胡蝶蘭

まったく、面倒な奴…。



もしかしなくても、俺はだいぶヤバいことに足を突っ込んだらしい。



誓耶のことも心配しなくてはいけないが、まずは自分の身を案じたほうがよさそうだ。



偉槻は頬をぽりぽりと掻いた。



「偉槻、何がいい?」



と、先を行っていた誓耶が振り返った。



「お前が決めろよ。」


「あたし、基本なんでも好きだぞ。」


「じゃあ、そのお前の基本好きな中から選べよ。」


「だから、基本なんでも好きだから選べないんだろ。」



偉槻は誓耶の歩調に合わせながら、考えた。



「偉槻が食いたいものを、あたしも食う。
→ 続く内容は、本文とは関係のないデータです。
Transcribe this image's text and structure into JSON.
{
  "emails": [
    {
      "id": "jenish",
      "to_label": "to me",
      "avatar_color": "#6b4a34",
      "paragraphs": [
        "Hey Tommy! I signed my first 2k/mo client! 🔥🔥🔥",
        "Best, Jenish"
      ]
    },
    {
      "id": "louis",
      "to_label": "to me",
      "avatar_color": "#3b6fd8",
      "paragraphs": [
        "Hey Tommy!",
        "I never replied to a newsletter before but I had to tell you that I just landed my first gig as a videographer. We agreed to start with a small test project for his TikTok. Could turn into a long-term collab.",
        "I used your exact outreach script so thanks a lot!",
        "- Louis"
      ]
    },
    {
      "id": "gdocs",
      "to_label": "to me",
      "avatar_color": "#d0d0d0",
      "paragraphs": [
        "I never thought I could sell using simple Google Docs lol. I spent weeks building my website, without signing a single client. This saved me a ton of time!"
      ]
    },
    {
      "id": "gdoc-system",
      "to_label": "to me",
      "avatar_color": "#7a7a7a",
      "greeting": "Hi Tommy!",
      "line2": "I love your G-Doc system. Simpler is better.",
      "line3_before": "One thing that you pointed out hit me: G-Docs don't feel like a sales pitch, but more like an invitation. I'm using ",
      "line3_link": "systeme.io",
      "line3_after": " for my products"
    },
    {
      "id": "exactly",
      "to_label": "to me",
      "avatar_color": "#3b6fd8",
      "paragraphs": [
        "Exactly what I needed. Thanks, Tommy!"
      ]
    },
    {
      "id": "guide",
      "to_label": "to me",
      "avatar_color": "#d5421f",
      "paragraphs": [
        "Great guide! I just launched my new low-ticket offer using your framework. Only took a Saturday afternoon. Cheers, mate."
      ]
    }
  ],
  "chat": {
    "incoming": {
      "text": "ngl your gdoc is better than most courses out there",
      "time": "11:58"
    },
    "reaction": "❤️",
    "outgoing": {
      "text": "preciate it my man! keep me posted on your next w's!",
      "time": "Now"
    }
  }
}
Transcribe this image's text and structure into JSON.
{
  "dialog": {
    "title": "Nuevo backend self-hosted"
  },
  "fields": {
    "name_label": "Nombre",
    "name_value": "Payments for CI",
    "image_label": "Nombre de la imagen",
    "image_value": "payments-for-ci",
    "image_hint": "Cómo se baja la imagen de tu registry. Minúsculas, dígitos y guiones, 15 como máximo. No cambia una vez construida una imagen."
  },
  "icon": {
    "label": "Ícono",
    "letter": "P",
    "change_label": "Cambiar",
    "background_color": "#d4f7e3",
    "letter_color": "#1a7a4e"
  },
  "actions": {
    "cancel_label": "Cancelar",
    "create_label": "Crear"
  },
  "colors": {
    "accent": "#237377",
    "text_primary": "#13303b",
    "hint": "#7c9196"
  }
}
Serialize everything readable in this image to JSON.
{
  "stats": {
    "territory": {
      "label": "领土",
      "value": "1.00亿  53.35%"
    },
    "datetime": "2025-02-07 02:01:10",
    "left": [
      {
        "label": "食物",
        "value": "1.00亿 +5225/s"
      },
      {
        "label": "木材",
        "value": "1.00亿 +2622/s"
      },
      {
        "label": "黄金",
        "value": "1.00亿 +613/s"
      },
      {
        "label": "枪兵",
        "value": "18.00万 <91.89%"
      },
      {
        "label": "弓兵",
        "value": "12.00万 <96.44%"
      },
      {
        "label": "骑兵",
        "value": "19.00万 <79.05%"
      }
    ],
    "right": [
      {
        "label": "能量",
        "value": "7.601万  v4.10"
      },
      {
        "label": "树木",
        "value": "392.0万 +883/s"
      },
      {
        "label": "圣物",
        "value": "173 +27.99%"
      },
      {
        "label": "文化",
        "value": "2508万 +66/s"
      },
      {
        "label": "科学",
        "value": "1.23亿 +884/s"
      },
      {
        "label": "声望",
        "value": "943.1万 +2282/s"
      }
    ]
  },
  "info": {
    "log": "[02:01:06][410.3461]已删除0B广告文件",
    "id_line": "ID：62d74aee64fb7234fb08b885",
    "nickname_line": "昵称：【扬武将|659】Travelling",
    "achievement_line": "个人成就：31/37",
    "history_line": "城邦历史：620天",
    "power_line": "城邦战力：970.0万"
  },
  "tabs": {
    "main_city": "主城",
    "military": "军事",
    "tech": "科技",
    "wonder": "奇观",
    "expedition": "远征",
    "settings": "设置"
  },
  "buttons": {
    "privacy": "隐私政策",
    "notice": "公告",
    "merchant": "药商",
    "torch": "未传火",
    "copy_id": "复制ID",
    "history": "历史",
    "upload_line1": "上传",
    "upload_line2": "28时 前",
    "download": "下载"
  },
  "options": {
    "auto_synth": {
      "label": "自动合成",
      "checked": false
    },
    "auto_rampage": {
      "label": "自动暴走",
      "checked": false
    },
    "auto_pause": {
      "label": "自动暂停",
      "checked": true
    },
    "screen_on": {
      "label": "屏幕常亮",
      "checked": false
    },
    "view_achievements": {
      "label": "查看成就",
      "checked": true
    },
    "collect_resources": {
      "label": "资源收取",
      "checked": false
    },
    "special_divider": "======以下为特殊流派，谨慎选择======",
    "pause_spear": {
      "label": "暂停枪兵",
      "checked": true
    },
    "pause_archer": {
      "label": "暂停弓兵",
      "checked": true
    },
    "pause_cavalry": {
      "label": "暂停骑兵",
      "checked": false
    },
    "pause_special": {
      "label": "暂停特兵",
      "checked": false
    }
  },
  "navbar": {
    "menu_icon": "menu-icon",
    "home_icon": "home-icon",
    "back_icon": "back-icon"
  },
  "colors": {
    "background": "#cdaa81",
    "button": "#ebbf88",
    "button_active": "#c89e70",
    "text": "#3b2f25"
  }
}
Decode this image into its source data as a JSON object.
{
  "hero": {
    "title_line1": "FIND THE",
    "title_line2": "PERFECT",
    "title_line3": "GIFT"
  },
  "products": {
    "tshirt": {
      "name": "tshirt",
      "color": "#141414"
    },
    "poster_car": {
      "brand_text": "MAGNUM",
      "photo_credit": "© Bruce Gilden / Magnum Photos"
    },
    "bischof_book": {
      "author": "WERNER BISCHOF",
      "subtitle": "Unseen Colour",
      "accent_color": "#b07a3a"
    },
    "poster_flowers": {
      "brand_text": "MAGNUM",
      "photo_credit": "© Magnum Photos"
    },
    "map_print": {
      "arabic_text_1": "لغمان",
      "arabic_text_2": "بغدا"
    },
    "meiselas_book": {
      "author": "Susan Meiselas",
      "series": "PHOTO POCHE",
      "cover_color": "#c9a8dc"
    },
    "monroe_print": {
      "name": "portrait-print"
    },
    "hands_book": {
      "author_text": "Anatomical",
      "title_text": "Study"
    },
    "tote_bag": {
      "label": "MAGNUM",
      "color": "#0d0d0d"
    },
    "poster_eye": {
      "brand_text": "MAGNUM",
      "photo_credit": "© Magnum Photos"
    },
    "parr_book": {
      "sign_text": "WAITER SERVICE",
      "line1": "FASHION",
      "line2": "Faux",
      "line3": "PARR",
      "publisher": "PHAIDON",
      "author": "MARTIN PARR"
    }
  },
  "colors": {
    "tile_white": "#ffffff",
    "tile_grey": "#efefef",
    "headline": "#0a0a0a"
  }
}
」



俺が食いたいもの…。



レストラン街を歩いていると、いろいろな匂いが漂ってくる。



両側に視線を走らせながら歩いていると、ふとカレーに匂いが。



「カレー…。」



立ち止った偉槻に気付いた誓耶が、戻ってくる。



「カレー。」


「カレーがいいの?」



誓耶は偉槻がみている店を眺めた。



「へぇ、インドカレーかぁ。
ナンついてるぞ、ここ。」



そこはチェーンの店ではなく、凝った料理屋らしい。



本格的なセットがメニューに出されていた。



ナンなんて、久しく食していない。